The Chinese Foreign Ministry said Interpol issued a “red notice” Wednesday for the arrest of billionaire and Communist Party critic Guo Wengui, but gave no details of his alleged crimes.
"What we understand is that Interpol has already issued a 'red notice' for criminal suspect Guo Wengui," foreign ministry spokesman Lu Kang told reporters.
The comments came as VOA's Mandarin service interviewed Guo Wednesday. Guo had previously said he would provide details during the interview about Chinese leaders. He said earlier this week he had received threats from Chinese agents warning him against doing the interview.

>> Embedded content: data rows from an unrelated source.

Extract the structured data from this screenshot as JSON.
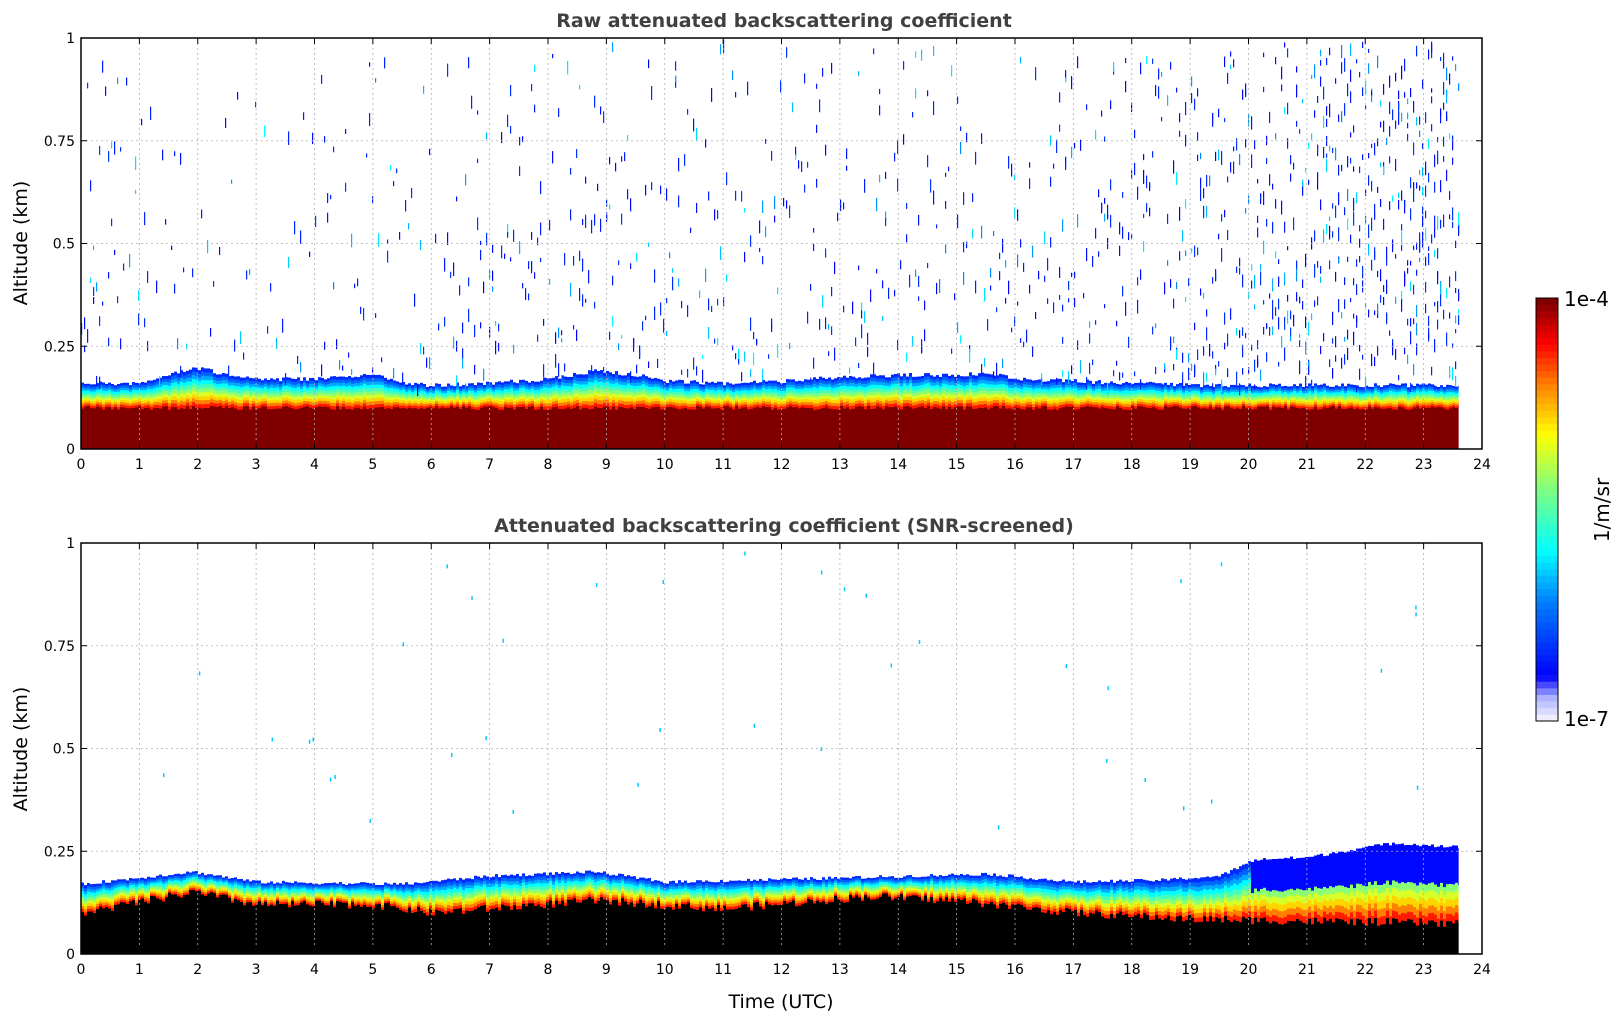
{
  "chart_data": [
    {
      "type": "heatmap",
      "title": "Raw attenuated backscattering coefficient",
      "ylabel": "Altitude (km)",
      "xlabel": "",
      "xlim": [
        0,
        24
      ],
      "ylim": [
        0,
        1
      ],
      "x_ticks": [
        "0",
        "1",
        "2",
        "3",
        "4",
        "5",
        "6",
        "7",
        "8",
        "9",
        "10",
        "11",
        "12",
        "13",
        "14",
        "15",
        "16",
        "17",
        "18",
        "19",
        "20",
        "21",
        "22",
        "23",
        "24"
      ],
      "y_ticks": [
        "0",
        "0.25",
        "0.5",
        "0.75",
        "1"
      ],
      "grid": true,
      "data_end_hour": 23.6,
      "layer_top_km": [
        [
          0,
          0.16
        ],
        [
          1,
          0.16
        ],
        [
          1.5,
          0.18
        ],
        [
          1.9,
          0.2
        ],
        [
          2.5,
          0.18
        ],
        [
          3,
          0.17
        ],
        [
          4,
          0.17
        ],
        [
          5,
          0.18
        ],
        [
          5.5,
          0.16
        ],
        [
          6,
          0.155
        ],
        [
          7,
          0.16
        ],
        [
          8,
          0.17
        ],
        [
          8.8,
          0.19
        ],
        [
          9.5,
          0.18
        ],
        [
          10,
          0.165
        ],
        [
          11,
          0.16
        ],
        [
          12,
          0.165
        ],
        [
          13,
          0.175
        ],
        [
          14,
          0.18
        ],
        [
          15,
          0.18
        ],
        [
          15.5,
          0.185
        ],
        [
          16,
          0.17
        ],
        [
          17,
          0.165
        ],
        [
          18,
          0.16
        ],
        [
          19,
          0.155
        ],
        [
          20,
          0.155
        ],
        [
          21,
          0.155
        ],
        [
          22,
          0.155
        ],
        [
          23,
          0.155
        ],
        [
          23.6,
          0.155
        ]
      ],
      "saturated_top_km": 0.1,
      "noise_level_by_hour": [
        [
          0,
          0.4
        ],
        [
          2,
          0.15
        ],
        [
          4,
          0.2
        ],
        [
          6,
          0.3
        ],
        [
          9,
          0.4
        ],
        [
          12,
          0.35
        ],
        [
          15,
          0.35
        ],
        [
          18,
          0.5
        ],
        [
          20,
          0.7
        ],
        [
          22,
          0.9
        ],
        [
          23.6,
          1.0
        ]
      ],
      "colorscale": "jet",
      "color_range": [
        "1e-7",
        "1e-4"
      ]
    },
    {
      "type": "heatmap",
      "title": "Attenuated backscattering coefficient (SNR-screened)",
      "ylabel": "Altitude (km)",
      "xlabel": "Time (UTC)",
      "xlim": [
        0,
        24
      ],
      "ylim": [
        0,
        1
      ],
      "x_ticks": [
        "0",
        "1",
        "2",
        "3",
        "4",
        "5",
        "6",
        "7",
        "8",
        "9",
        "10",
        "11",
        "12",
        "13",
        "14",
        "15",
        "16",
        "17",
        "18",
        "19",
        "20",
        "21",
        "22",
        "23",
        "24"
      ],
      "y_ticks": [
        "0",
        "0.25",
        "0.5",
        "0.75",
        "1"
      ],
      "grid": true,
      "data_end_hour": 23.6,
      "screened_fill_color": "#000000",
      "blue_layer_top_km": [
        [
          0,
          0.17
        ],
        [
          1.9,
          0.2
        ],
        [
          3,
          0.175
        ],
        [
          5.5,
          0.17
        ],
        [
          7,
          0.19
        ],
        [
          8.8,
          0.2
        ],
        [
          10,
          0.175
        ],
        [
          13,
          0.185
        ],
        [
          15.5,
          0.195
        ],
        [
          17,
          0.175
        ],
        [
          18.5,
          0.18
        ],
        [
          19.5,
          0.19
        ],
        [
          20.1,
          0.23
        ],
        [
          21,
          0.235
        ],
        [
          22,
          0.26
        ],
        [
          22.5,
          0.27
        ],
        [
          23.6,
          0.26
        ]
      ],
      "black_top_km": [
        [
          0,
          0.1
        ],
        [
          1.9,
          0.15
        ],
        [
          3,
          0.12
        ],
        [
          5,
          0.12
        ],
        [
          6,
          0.1
        ],
        [
          8.8,
          0.13
        ],
        [
          11,
          0.11
        ],
        [
          13.5,
          0.14
        ],
        [
          15,
          0.13
        ],
        [
          17,
          0.1
        ],
        [
          19,
          0.085
        ],
        [
          21,
          0.08
        ],
        [
          23.6,
          0.075
        ]
      ]
    }
  ],
  "colorbar": {
    "top_label": "1e-4",
    "bottom_label": "1e-7",
    "unit_label": "1/m/sr"
  },
  "colors": {
    "saturated": "#800000",
    "background": "#ffffff",
    "title": "#404040"
  }
}
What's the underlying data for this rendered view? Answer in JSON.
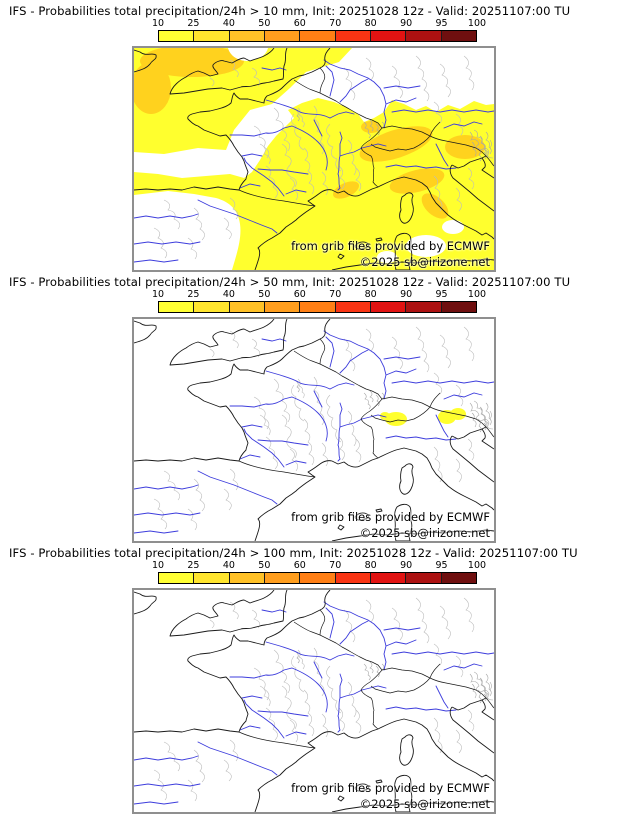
{
  "panels": [
    {
      "title": "IFS - Probabilities total precipitation/24h > 10 mm, Init: 20251028 12z - Valid: 20251107:00 TU",
      "threshold_mm": "10",
      "overlay": "heavy"
    },
    {
      "title": "IFS - Probabilities total precipitation/24h > 50 mm, Init: 20251028 12z - Valid: 20251107:00 TU",
      "threshold_mm": "50",
      "overlay": "spots"
    },
    {
      "title": "IFS - Probabilities total precipitation/24h > 100 mm, Init: 20251028 12z - Valid: 20251107:00 TU",
      "threshold_mm": "100",
      "overlay": "none"
    }
  ],
  "colorbar": {
    "ticks": [
      "10",
      "25",
      "40",
      "50",
      "60",
      "70",
      "80",
      "90",
      "95",
      "100"
    ],
    "colors": [
      "#ffff33",
      "#ffe52e",
      "#ffc127",
      "#ff9e1e",
      "#ff7f15",
      "#f93413",
      "#e11312",
      "#ac1111",
      "#6f0f0f"
    ]
  },
  "map": {
    "attribution_line1": "from grib files provided by ECMWF",
    "attribution_line2": "©2025 sb@irizone.net",
    "colors": {
      "river": "#3c3cdc",
      "coast": "#1a1a1a",
      "admin": "#bcbcbc",
      "frame": "#8f8f8f",
      "precip_low": "#ffff2e",
      "precip_mid": "#ffd21e"
    }
  },
  "chart_data": {
    "type": "heatmap",
    "title": "IFS ensemble probability maps of 24h total precipitation over France/W-Europe",
    "maps": [
      {
        "threshold": "> 10 mm",
        "coverage": "large yellow areas (10-25%) over NW seas, Brittany, SE France, Alps, N Italy; orange patches (25-50%) over Cornwall, Alps, Liguria, NE Italy"
      },
      {
        "threshold": "> 50 mm",
        "coverage": "two small yellow spots (10-25%) over the western and eastern Alps"
      },
      {
        "threshold": "> 100 mm",
        "coverage": "no areas above 10%"
      }
    ],
    "legend_ticks": [
      10,
      25,
      40,
      50,
      60,
      70,
      80,
      90,
      95,
      100
    ],
    "init": "20251028 12z",
    "valid": "20251107:00 TU"
  }
}
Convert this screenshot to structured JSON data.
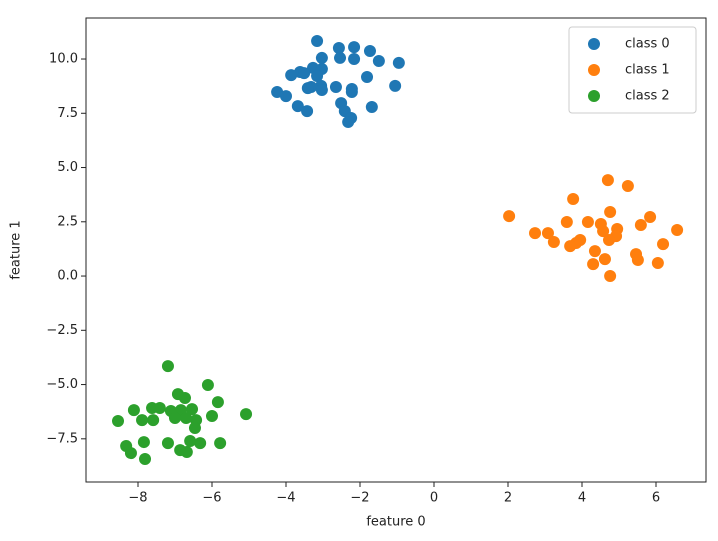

"You [VOA reporters] mentioned that China's foreign ministry had talked to you and asked that you not report on this," Guo told VOA. "The reason is simple: The individual I'm about to expose, he has the power to direct the foreign ministry. He is truly afraid because he is corrupt."
Guo has made allegations of massive corruption within the highest levels of the Communist party and has been keeping out of the public view for the past three years. On Twitter, he dismissed the allegations from China, calling the red notice “suicidal behavior coming from truly corrupt officials who fear I will expose their crimes.”
“This will only strengthen my determination to fight these bad guys until the end. Everything is just getting started,” he added.
An Interpol red notice is described on the organization’s website as a “request to locate and provisionally arrest an individual pending extradition.” It is not legally binding and countries are free to act on the notice at their own discretion.
Guo has sent tweets over the past month indicating he was in both the U.S. and Britain. Neither of the countries hold extradition agreements with China.
The South China Morning Post, which first reported the red notice, cited anonymous sources claiming Guo is suspected of paying millions of dollars in bribes to disgraced former state security vice-minister Ma Jian, with whom he has been linked.